気がつけば、俺は人間を辞めさせられてしまっていた。それも、中途半端な状態で。そのおかげなのか、イリス・プミラの下から逃れることが出来たのはよかったものの、俺はこれから一体どうすればいいのか。しかし、途方に暮れる暇もなく俺の周囲は忙しなく変容していった。かつて俺の父親に仕えていて、アンブロシェ家の再興を願う、人狼メイドのマリ。もうひとつの始祖の家から婚約者として押しかけてきた、生粋の吸血鬼のカレン。教皇庁の特務機関ルビナから、俺のことを探りにきた、ハンターの葵。イリスから追っ手として放たれた、眷属化された少女リコリス。俺は、変質した自分の身体に悩まされながら、個性的な面々に振り回されていく。

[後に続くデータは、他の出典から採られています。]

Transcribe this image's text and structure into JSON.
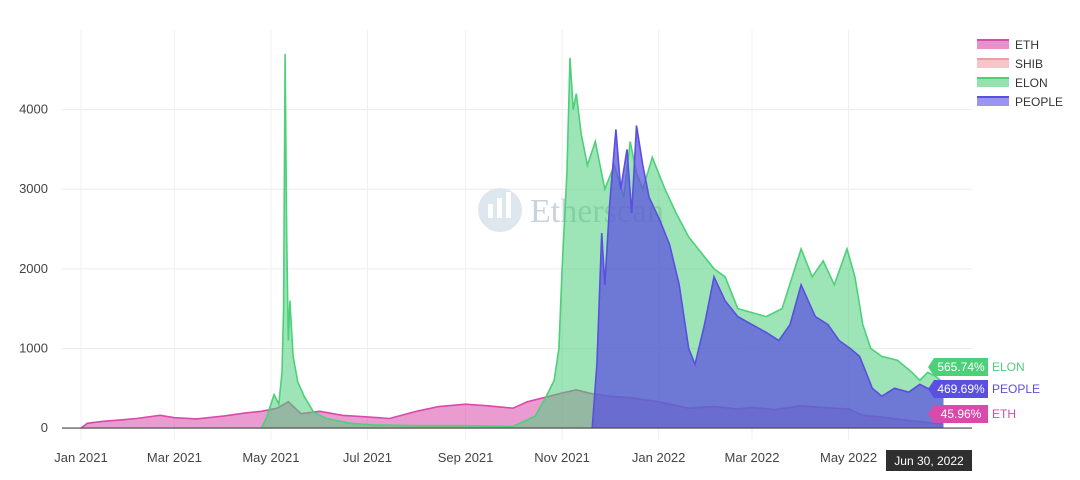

そんなある日。朝か…寝起きは悪いほうではなかったんだが、これも吸血鬼化の弊害か朝はすごく眠い。重い頭を振ってなんとかベッドから這い出る。指輪を通したチェーンネックレスを首に掛け伸びをひとつ。なあ、聞こえてるか?性気が足りないとか言ってたから、櫻子の血を吸ったあとならまた聞こえてくるかと思ったんだけど、予想は外れたみたいだ。あの声にはいろいろ聞きたいことがあったんだけど。やっぱ幻聴の可能性も…いや、ないか。時差ボケなのか、夜行性だからか。今日もカレンは朝から油断しまくりである。できれば俺も寝てしまいたい。ほれ、早く起きないと茶が冷めるぞ―マリと櫻子から性気を補充できたからか、こういう姿を見せられても吸血衝動に駆られることはなくなった。しかし、それも数日が限度だろう。普段の生活で俺は性気を無駄に消費してしまうらしいし、昨夜みたいな襲撃を受けたら、抵抗しないわけにはいかない。「しかし吸血衝動が抑えられてるからとはいえ、カレン様のこの無防備な姿ですよ?それに何とも思わない?」なにが?「ほらご主人様。白い肩。ちら!」だからなにが?「オマエはそれでも男か!」「マリさんこそご主人様にお前だの、私の服をはだけさせるだの、メイドとしての自覚はおありなのですか?指ぱっちんしますわよ?」「起きちゃった!」今日も賑やかだな…ほら起きたんならそんな格好してないで、はやく着替えて学園の準備しろよ?「細かいことはいいのですわ…」起きろ!